Dr. Dobb's Journal March 1997
In my work -- implementing communications protocols -- efficient and flexible dynamic memory-management implementation is critical to success. We usually cannot rely on library- or operating-system-provided memory allocators for three reasons:
Most workstation environments and applications include some type of network access. For communications software to be considered successful, it should be transparent to both applications and users. Inefficient communications software becomes readily apparent. Hence, it is part of the communications-software developer's job to ensure that all functions, at least in the main path of the product, are blazingly fast. And since the primary purpose of communications software is to move data buffers from the network to applications and back, developers use dynamic memory allocators extensively. The allocators we use must be as efficient as possible. On a workstation, the communications software is shared among all processes and therefore operates under many of the same conditions as system software.
In fact, many communications-protocol implementations are part of an operating system. In some cases, however, workstation operating systems do not include communications software, and the communications-protocol implementations are generally combinations of device drivers, user libraries, and user processes. The allocators available to these implementations were not constructed for use in system software. As data travels from an application through the library, protocol implementation, device driver, and network device, information is added at each layer to the buffer that the same layer on the receiver, or intermediate node, uses to correctly implement the protocol.
Historically, the design specifies that each layer prepends its information to the beginning of the buffer.

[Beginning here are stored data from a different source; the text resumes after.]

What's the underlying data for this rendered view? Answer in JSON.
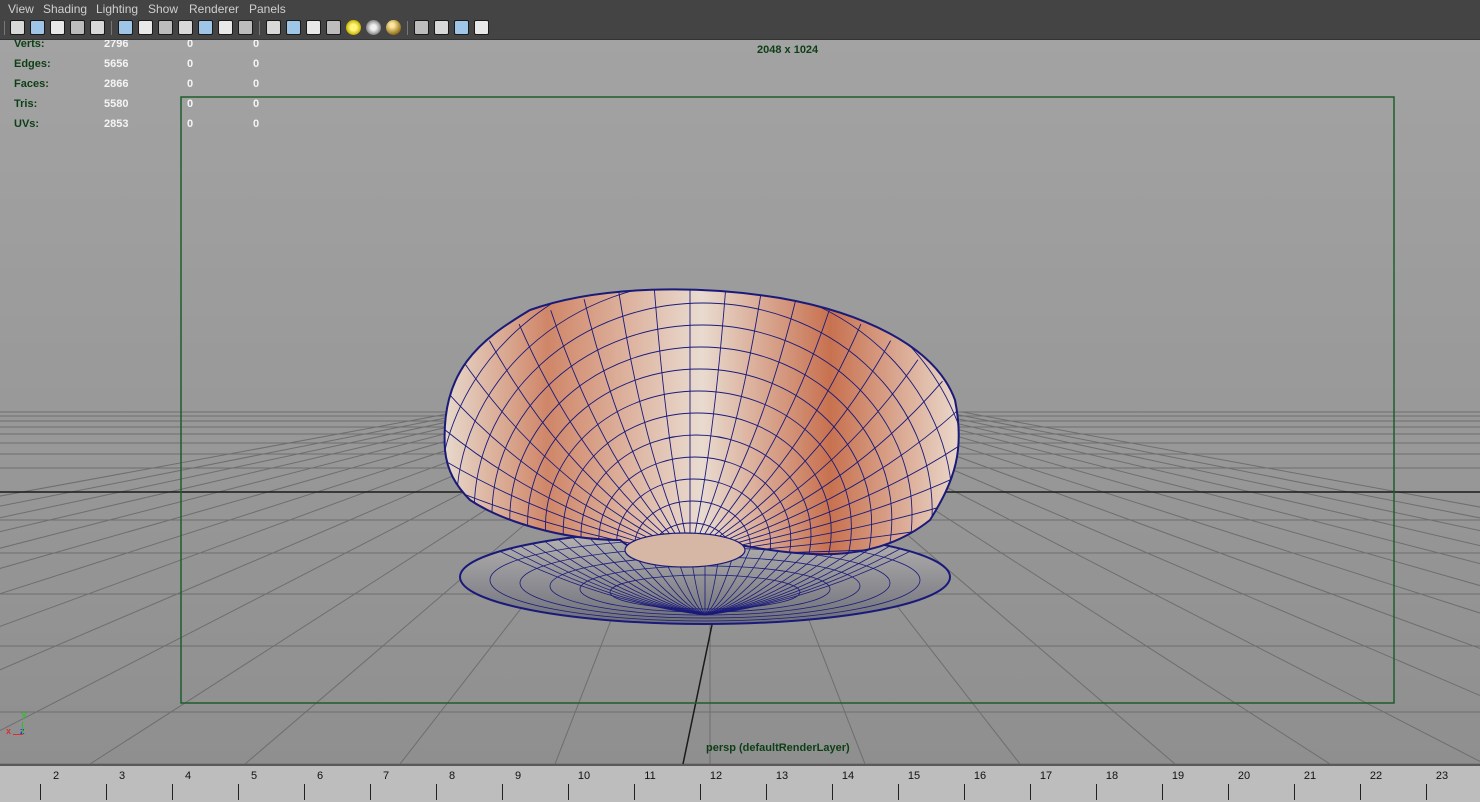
{
  "menu": [
    "View",
    "Shading",
    "Lighting",
    "Show",
    "Renderer",
    "Panels"
  ],
  "toolbar_icons": [
    "select-camera-icon",
    "camera-attributes-icon",
    "bookmarks-icon",
    "image-plane-icon",
    "2d-pan-zoom-icon",
    "grid-icon",
    "film-gate-icon",
    "resolution-gate-icon",
    "gate-mask-icon",
    "field-chart-icon",
    "safe-action-icon",
    "safe-title-icon",
    "wireframe-icon",
    "smooth-shade-icon",
    "wireframe-on-shaded-icon",
    "textured-icon",
    "default-lighting-icon",
    "all-lights-icon",
    "shadows-icon",
    "isolate-select-icon",
    "xray-icon",
    "xray-joints-icon",
    "backface-culling-icon"
  ],
  "hud": {
    "rows": [
      {
        "label": "Verts:",
        "value": "2796",
        "sel1": "0",
        "sel2": "0"
      },
      {
        "label": "Edges:",
        "value": "5656",
        "sel1": "0",
        "sel2": "0"
      },
      {
        "label": "Faces:",
        "value": "2866",
        "sel1": "0",
        "sel2": "0"
      },
      {
        "label": "Tris:",
        "value": "5580",
        "sel1": "0",
        "sel2": "0"
      },
      {
        "label": "UVs:",
        "value": "2853",
        "sel1": "0",
        "sel2": "0"
      }
    ]
  },
  "viewport": {
    "resolution": "2048 x 1024",
    "camera_label": "persp (defaultRenderLayer)",
    "axis": {
      "x": "x",
      "y": "Y",
      "z": "z"
    }
  },
  "timeline": {
    "ticks": [
      "2",
      "3",
      "4",
      "5",
      "6",
      "7",
      "8",
      "9",
      "10",
      "11",
      "12",
      "13",
      "14",
      "15",
      "16",
      "17",
      "18",
      "19",
      "20",
      "21",
      "22",
      "23"
    ]
  },
  "colors": {
    "hud_label": "#0d3f16",
    "hud_value": "#f4f4f4",
    "gate": "#1d5e2c",
    "wire": "#1a1a7a",
    "shell_light": "#e8d3c3",
    "shell_stripe": "#c56a48"
  }
}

This requires a flexible allocator. Implementations of communications protocols are inherently concurrent. The code has to operate on behalf of a number of processes as well as wait on multiple interfaces to the network for incoming traffic. In addition, each process may have any number of threads using the communications subsystem.
All these conditions require strict attention to the freeing of memory. Given one's own implementation of a memory allocator, you can add functions that help you find memory leaks, double frees, and the use of pointers to freed memory. In this article, I'll review memory allocators in general and discuss the allocator used in typical implementations of TCP/IP. I'll describe a number of allocator-implementation techniques that are helpful in debugging applications that use the allocator.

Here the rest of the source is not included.